Leading innovators whose roots date back to the early 20th century have come together to seed the same spirit in those of the 21st.

The Lubrizol Foundation, The Kent H. Smith Charitable Trust and The Kelvin and Eleanor Smith Foundation have committed a total of $2 million for think[ box ], Case Western Reserve’s seven-story, $35 million project devoted to creativity, product development and entrepreneurship.

“We are extremely honored to receive this significant award from The Lubrizol Foundation and the Kent and Kelvin Smith Foundations, as it furthers our vision of bringing think[ box ] to full capacity to inspire, facilitate and encourage innovation, from idea to established startup, all under one roof,” said Barbara R. Snyder, president, Case Western Reserve University. “The investment magnificently upholds the corporation and family’s respective legacies and visions.
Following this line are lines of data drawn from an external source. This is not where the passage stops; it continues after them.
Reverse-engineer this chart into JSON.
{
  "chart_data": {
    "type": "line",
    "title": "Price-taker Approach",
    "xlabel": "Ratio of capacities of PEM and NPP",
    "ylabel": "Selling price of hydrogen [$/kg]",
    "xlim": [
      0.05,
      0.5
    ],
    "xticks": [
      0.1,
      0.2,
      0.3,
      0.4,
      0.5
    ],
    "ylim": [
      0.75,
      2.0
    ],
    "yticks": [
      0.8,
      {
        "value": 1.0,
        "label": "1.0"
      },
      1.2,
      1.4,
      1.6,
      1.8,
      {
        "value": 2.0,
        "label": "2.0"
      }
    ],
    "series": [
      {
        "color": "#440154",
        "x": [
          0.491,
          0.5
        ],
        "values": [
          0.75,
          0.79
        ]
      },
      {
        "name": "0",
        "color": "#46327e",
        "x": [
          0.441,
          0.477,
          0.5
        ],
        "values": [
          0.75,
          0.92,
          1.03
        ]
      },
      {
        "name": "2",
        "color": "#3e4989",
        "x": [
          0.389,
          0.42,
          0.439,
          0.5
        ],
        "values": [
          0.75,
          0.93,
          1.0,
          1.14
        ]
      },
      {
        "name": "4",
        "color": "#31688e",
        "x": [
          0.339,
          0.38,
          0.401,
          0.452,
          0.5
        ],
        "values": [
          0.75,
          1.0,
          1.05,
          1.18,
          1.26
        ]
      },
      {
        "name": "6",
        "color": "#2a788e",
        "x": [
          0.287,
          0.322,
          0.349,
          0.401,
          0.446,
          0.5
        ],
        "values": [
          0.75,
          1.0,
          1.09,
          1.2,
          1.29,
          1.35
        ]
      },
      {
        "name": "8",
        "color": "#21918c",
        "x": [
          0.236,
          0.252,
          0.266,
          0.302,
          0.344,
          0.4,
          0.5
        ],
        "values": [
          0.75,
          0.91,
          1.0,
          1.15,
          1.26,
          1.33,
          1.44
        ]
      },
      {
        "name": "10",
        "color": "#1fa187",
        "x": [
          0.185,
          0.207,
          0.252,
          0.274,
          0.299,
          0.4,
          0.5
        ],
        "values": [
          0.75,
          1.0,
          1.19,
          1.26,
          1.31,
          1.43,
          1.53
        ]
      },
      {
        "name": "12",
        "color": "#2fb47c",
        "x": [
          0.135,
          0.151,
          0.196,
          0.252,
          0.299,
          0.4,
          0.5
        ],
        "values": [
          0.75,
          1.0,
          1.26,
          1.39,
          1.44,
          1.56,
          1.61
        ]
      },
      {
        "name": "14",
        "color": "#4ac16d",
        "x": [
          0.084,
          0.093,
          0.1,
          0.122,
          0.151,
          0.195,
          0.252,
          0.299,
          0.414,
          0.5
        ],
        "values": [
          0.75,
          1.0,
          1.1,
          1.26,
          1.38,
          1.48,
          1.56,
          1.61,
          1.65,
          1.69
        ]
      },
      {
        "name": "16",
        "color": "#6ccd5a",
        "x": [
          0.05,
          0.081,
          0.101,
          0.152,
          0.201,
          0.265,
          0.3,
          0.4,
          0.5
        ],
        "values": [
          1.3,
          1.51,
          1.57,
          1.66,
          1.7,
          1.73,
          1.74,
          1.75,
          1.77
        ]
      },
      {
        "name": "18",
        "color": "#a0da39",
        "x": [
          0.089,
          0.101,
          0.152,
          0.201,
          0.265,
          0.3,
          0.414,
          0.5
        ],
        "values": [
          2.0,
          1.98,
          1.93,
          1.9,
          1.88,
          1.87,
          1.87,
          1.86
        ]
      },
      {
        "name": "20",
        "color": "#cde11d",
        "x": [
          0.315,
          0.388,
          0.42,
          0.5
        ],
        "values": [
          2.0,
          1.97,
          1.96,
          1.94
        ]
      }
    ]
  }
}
It is only fitting for Case Western Reserve student teams to work on the next great Northeast Ohio innovation success story and pursue their entrepreneurial dreams under the Lubrizol and Smith Foundations’ names.”
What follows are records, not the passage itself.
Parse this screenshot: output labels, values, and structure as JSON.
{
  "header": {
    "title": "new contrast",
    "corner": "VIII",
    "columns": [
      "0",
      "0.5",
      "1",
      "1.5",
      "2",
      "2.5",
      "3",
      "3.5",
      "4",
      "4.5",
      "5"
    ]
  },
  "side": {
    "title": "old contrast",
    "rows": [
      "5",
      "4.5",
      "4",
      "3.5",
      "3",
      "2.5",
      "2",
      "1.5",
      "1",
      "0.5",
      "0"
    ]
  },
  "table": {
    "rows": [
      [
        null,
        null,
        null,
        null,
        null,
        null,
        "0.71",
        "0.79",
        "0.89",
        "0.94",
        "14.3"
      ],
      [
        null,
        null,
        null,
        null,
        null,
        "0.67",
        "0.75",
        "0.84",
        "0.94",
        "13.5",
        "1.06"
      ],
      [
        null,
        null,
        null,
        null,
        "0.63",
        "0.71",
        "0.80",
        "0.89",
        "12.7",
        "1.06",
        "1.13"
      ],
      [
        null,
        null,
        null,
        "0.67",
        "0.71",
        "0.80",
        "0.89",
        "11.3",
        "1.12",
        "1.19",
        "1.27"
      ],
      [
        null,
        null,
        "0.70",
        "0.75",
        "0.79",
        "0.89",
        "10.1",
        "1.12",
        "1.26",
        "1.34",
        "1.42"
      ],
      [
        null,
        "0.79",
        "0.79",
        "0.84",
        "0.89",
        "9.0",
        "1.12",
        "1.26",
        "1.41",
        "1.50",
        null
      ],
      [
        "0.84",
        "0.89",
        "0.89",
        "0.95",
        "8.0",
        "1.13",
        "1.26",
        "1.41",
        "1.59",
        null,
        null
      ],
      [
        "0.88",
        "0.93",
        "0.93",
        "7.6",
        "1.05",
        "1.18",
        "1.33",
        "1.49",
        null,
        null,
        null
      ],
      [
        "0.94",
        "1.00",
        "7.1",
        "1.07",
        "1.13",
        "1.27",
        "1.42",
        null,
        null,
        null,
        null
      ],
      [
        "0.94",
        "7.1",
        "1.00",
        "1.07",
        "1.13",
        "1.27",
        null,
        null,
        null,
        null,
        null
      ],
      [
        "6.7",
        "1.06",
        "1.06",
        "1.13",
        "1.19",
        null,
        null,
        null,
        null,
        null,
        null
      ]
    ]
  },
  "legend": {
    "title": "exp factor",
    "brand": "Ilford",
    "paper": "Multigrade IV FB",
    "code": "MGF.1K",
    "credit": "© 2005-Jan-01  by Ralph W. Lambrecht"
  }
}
The Lubrizol Foundation contributed a leadership grant of $1 million and The Kent H. Smith Charitable Trust and the Kelvin and Eleanor Smith Foundation each contributed $500,000.

In recognition of the support, Case Western Reserve will name level four of think[ box ] The Lubrizol and Kent and Kelvin Smith Foundations Floor. This floor is dedicated to bringing individuals and teams together to assemble and fabricate ideas and concepts.
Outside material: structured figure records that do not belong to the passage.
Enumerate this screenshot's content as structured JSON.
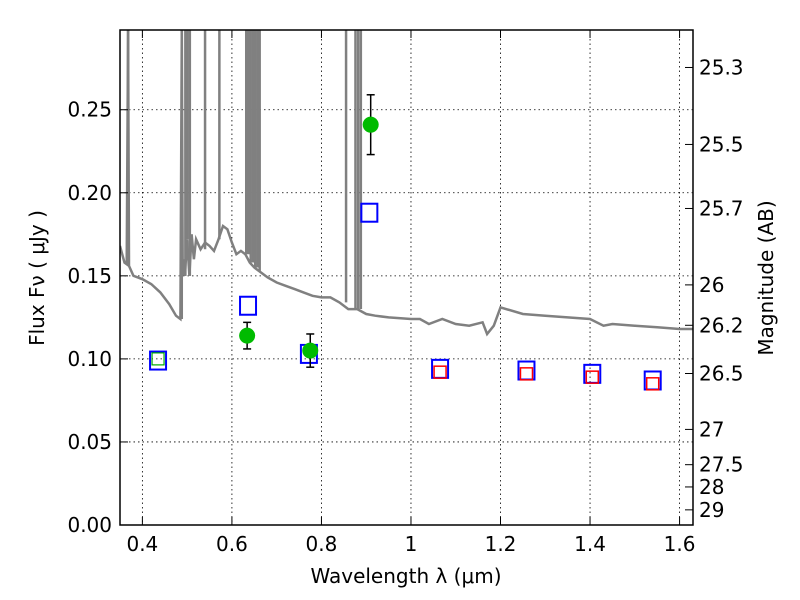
{
  "chart_data": {
    "type": "scatter",
    "xlabel": "Wavelength  λ (μm)",
    "ylabel": "Flux  Fν  ( μJy )",
    "y2label": "Magnitude (AB)",
    "xlim": [
      0.35,
      1.63
    ],
    "ylim": [
      0.0,
      0.298
    ],
    "grid": true,
    "x_ticks": [
      0.4,
      0.6,
      0.8,
      1.0,
      1.2,
      1.4,
      1.6
    ],
    "x_tick_labels": [
      "0.4",
      "0.6",
      "0.8",
      "1",
      "1.2",
      "1.4",
      "1.6"
    ],
    "y_ticks": [
      0.0,
      0.05,
      0.1,
      0.15,
      0.2,
      0.25
    ],
    "y_tick_labels": [
      "0.00",
      "0.05",
      "0.10",
      "0.15",
      "0.20",
      "0.25"
    ],
    "y2_ticks": [
      25.3,
      25.5,
      25.7,
      26,
      26.2,
      26.5,
      27,
      27.5,
      28,
      29
    ],
    "y2_tick_labels": [
      "25.3",
      "25.5",
      "25.7",
      "26",
      "26.2",
      "26.5",
      "27",
      "27.5",
      "28",
      "29"
    ],
    "colors": {
      "model": "#808080",
      "detection": "#00bb00",
      "model_box": "#0000ff",
      "upper_box": "#ff0000",
      "green_box": "#00aa00",
      "errorbar": "#000000",
      "grid": "#000000"
    },
    "series": [
      {
        "type": "line",
        "x": [
          0.35,
          0.355,
          0.36,
          0.365,
          0.368,
          0.37,
          0.38,
          0.4,
          0.42,
          0.44,
          0.46,
          0.475,
          0.48,
          0.485,
          0.488,
          0.49,
          0.492,
          0.495,
          0.5,
          0.505,
          0.51,
          0.515,
          0.52,
          0.53,
          0.54,
          0.55,
          0.56,
          0.57,
          0.58,
          0.59,
          0.6,
          0.61,
          0.62,
          0.63,
          0.64,
          0.65,
          0.66,
          0.68,
          0.7,
          0.72,
          0.74,
          0.76,
          0.78,
          0.8,
          0.82,
          0.84,
          0.86,
          0.88,
          0.9,
          0.92,
          0.95,
          1.0,
          1.02,
          1.04,
          1.07,
          1.1,
          1.13,
          1.16,
          1.17,
          1.185,
          1.2,
          1.25,
          1.3,
          1.35,
          1.4,
          1.43,
          1.45,
          1.5,
          1.55,
          1.6,
          1.63
        ],
        "y": [
          0.168,
          0.163,
          0.158,
          0.157,
          0.298,
          0.156,
          0.15,
          0.148,
          0.145,
          0.14,
          0.133,
          0.126,
          0.125,
          0.124,
          0.298,
          0.15,
          0.16,
          0.15,
          0.172,
          0.15,
          0.175,
          0.16,
          0.172,
          0.166,
          0.17,
          0.168,
          0.165,
          0.172,
          0.18,
          0.178,
          0.17,
          0.163,
          0.165,
          0.163,
          0.158,
          0.155,
          0.153,
          0.149,
          0.146,
          0.144,
          0.142,
          0.14,
          0.138,
          0.137,
          0.137,
          0.134,
          0.13,
          0.13,
          0.127,
          0.126,
          0.125,
          0.124,
          0.124,
          0.121,
          0.124,
          0.121,
          0.12,
          0.122,
          0.115,
          0.12,
          0.131,
          0.127,
          0.126,
          0.125,
          0.124,
          0.12,
          0.121,
          0.12,
          0.119,
          0.118,
          0.118
        ]
      },
      {
        "type": "spikes",
        "x": [
          0.368,
          0.488,
          0.496,
          0.501,
          0.506,
          0.54,
          0.572,
          0.632,
          0.637,
          0.642,
          0.647,
          0.652,
          0.657,
          0.662,
          0.855,
          0.876,
          0.882,
          0.888
        ]
      },
      {
        "type": "detections",
        "x": [
          0.634,
          0.775,
          0.91
        ],
        "y": [
          0.114,
          0.105,
          0.241
        ],
        "yerr": [
          0.008,
          0.01,
          0.018
        ]
      },
      {
        "type": "model_photometry",
        "x": [
          0.435,
          0.636,
          0.772,
          0.907,
          1.065,
          1.258,
          1.405,
          1.54
        ],
        "y": [
          0.099,
          0.132,
          0.103,
          0.188,
          0.094,
          0.093,
          0.091,
          0.087
        ]
      },
      {
        "type": "upper_limits",
        "x": [
          1.065,
          1.258,
          1.405,
          1.54
        ],
        "y": [
          0.092,
          0.091,
          0.089,
          0.085
        ]
      },
      {
        "type": "green_limit",
        "x": [
          0.435
        ],
        "y": [
          0.1
        ]
      }
    ]
  }
}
Brothers Kent and Kelvin Smith each earned degrees from the university (in 1917 and 1922, respectively), and joined with classmate Alex Nason and others to launch Graphite Oil Products Corp. in 1928. Nearly a century later, that startup has become Lubrizol, a multibillion-dollar global entity with some 8,000 employees. The brothers transformed their financial success into community-changing philanthropy, and Kent even went on to serve as a trustee and president at the university.

Already a pilot space less than a tenth of the size of the fully realized center, think[ box ] has drawn 3,000 visits per month and spurred multiple student startups. The initiative has won attention from the White House and national media, support from the state of the Ohio, and extraordinary foundation and individual donor investment. Renovations on the first four floors of the Richey-Mixon Building began in the fall of 2014, and that space is scheduled to open this fall. Once all of the renovations are completed, think[ box ] will be one of the largest university-based innovation centers in the world.